Perintah tersebut dikeluarkan karena tindakan keduanya menyebabkan, memperpanjang, atau memperkuat perang genosida rezim di Gaza pada Oktober 2023 hingga sekarang yang sejauh ini telah merenggut nyawa lebih dari 58.000 warga Palestina, sebagian besar wanita dan anak-anak.

Para hakim mengatakan surat perintah tersebut akan tetap aktif sementara pengadilan terus meninjau apa yang disebut keberatan rezim terhadap yurisdiksinya dalam kasus tersebut.

Mereka juga menolak permohonan Israel yang paralel untuk membekukan penyelidikan yang lebih luas terhadap kejahatan yang dilakukan di wilayah Palestina yang diduduki, menggarisbawahi penolakan pengadilan untuk menyerah pada tekanan diplomatik.

Rezim, yang telah lama menyangkal yurisdiksi pengadilan, bersikeras bahwa peperangan tersebut merupakan respons sah terhadap operasi perlawanan bersejarah pada 7 Oktober 2023 yang terjadi setelah puluhan tahun pertumpahan darah dan penghancuran yang didukung AS yang menargetkan warga Palestina.  

Dalam putusannya, para hakim mengatakan argumen rezim bahwa keputusan terpisah pada bulan April oleh kamar banding ICC membatalkan surat perintah penangkapan adalah “tidak benar.”

Mereka mengklarifikasi bahwa sementara tantangan yurisdiksi Tel Aviv masih dalam peninjauan, hal itu tidak ada kaitannya dengan validitas surat perintah penangkapan saat ini.

Surat perintah tersebut tetap berlaku, pengadilan menyatakan, hingga keputusan khusus tentang yurisdiksi dibuat — batas waktu yang masih belum ditentukan.

Tekad ICC untuk melanjutkan kasus kejahatan perang Gaza telah terungkap di tengah meningkatnya ancaman, campur tangan politik, dan pembalasan yang ditujukan kepada pejabat seniornya.
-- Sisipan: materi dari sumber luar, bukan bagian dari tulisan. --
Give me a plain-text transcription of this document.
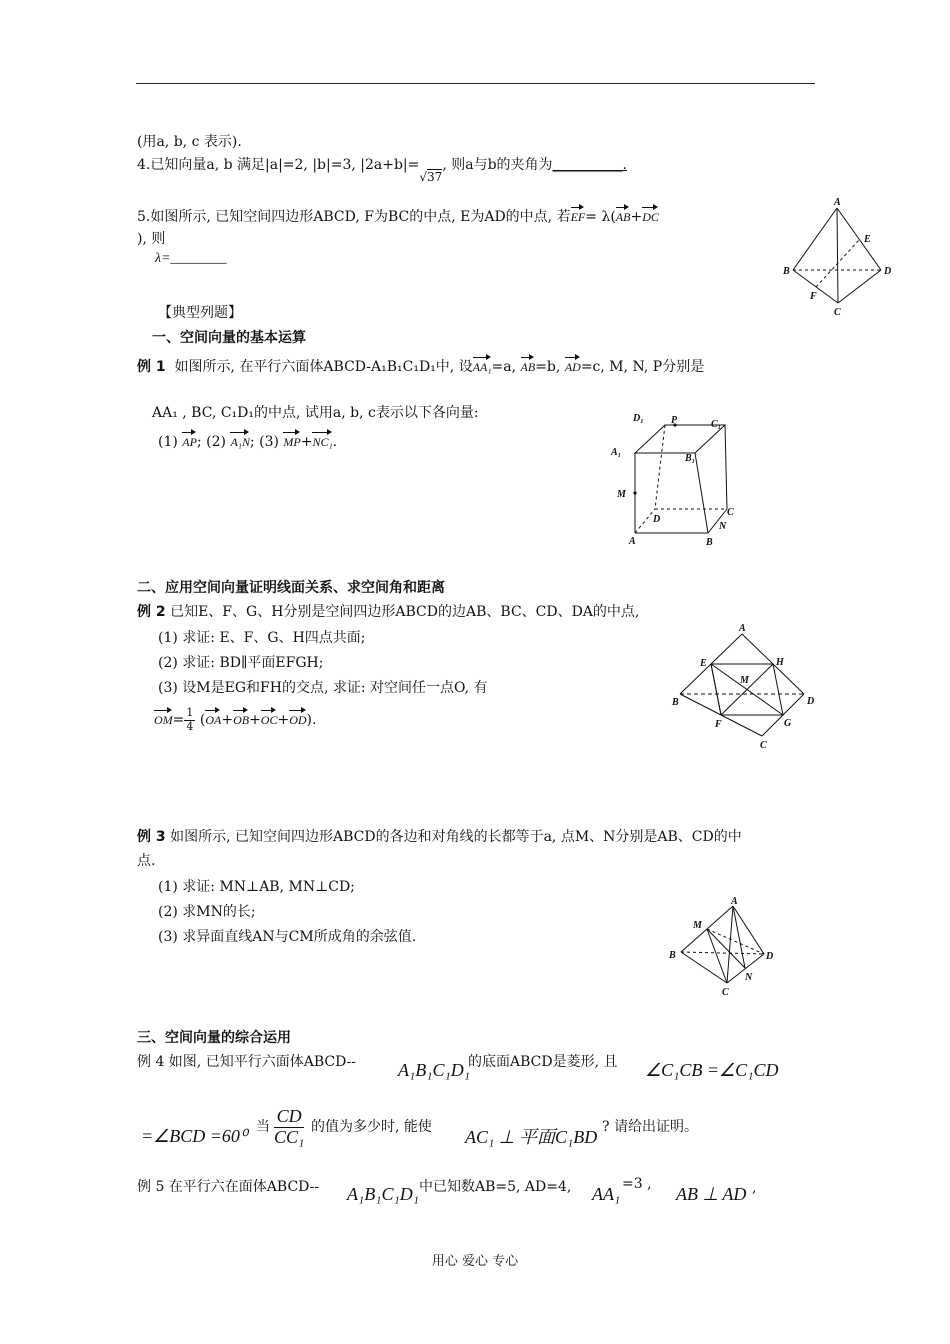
(用a, b, c 表示).
4.已知向量a, b 满足|a|=2, |b|=3, |2a+b|=√37, 则a与b的夹角为__________.
5.如图所示, 已知空间四边形ABCD, F为BC的中点, E为AD的中点, 若EF= λ(AB+DC
), 则
λ=________
A
B
C
D
E
F
【典型列题】
一、空间向量的基本运算
例 1 如图所示, 在平行六面体ABCD-A₁B₁C₁D₁中, 设AA₁=a, AB=b, AD=c, M, N, P分别是
AA₁ , BC, C₁D₁的中点, 试用a, b, c表示以下各向量:
(1) AP; (2) A₁N; (3) MP+NC₁.
D₁	P	C₁
A₁
B₁
M
D
C
N
A	B
二、应用空间向量证明线面关系、求空间角和距离
例 2 已知E、F、G、H分别是空间四边形ABCD的边AB、BC、CD、DA的中点,
(1) 求证: E、F、G、H四点共面;
(2) 求证: BD∥平面EFGH;
(3) 设M是EG和FH的交点, 求证: 对空间任一点O, 有
$OM= \frac{1}{4} (OA+OB+OC+OD)$.
A
B
C
D
E	H
M
F	G
例 3 如图所示, 已知空间四边形ABCD的各边和对角线的长都等于a, 点M、N分别是AB、CD的中
点.
(1) 求证: MN⊥AB, MN⊥CD;
(2) 求MN的长;
(3) 求异面直线AN与CM所成角的余弦值.
A
B
C
D
M
N
三、空间向量的综合运用
例 4 如图, 已知平行六面体ABCD-- A₁B₁C₁D₁
的底面ABCD是菱形, 且 ∠C₁CB =∠C₁CD
=∠BCD =60⁰ 当 $\frac{CD}{\text{CC₁}}$ 的值为多少时, 能使 AC₁ ⊥ 平面C₁BD ? 请给出证明。
例 5 在平行六在面体ABCD-- A₁B₁C₁D₁ 中已知数AB=5, AD=4, AA₁ =3 , AB ⊥ AD ,
用心 爱心 专心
Pada tanggal 1 Mei 2024, Nicholas Kaufman, seorang pengacara Inggris-Israel yang terkait erat dengan rezim Israel, memperingatkan kepala jaksa ICC Karim Khan dalam sebuah pertemuan tertutup di Den Haag bahwa baik dirinya maupun pengadilan akan “dihancurkan” jika ia menolak mencabut surat perintah penangkapan.

Kaufman, yang mengklaim menyampaikan tawaran dari penasihat hukum Netanyahu, mendesak Khan untuk mengklasifikasikan ulang berkas kasus tersebut sebagai rahasia, yang menunjukkan bahwa hal itu akan memungkinkan Tel Aviv untuk menanggapi secara pribadi dan membantu Khan diam-diam keluar dari kasus tersebut.

Namun, pengacara itu kemudian membantah bertindak atas perintah resmi dan mengklaim bahwa ia berbicara atas inisiatifnya sendiri.

Ancaman terhadap Khan muncul setelah meningkatnya permusuhan AS terhadap pengadilan selama berbulan-bulan terkait penyelidikan Gaza.

Pada bulan Februari 2025, Washington mencabut visa Khan, membekukan asetnya, dan melarang keluarganya memasuki AS.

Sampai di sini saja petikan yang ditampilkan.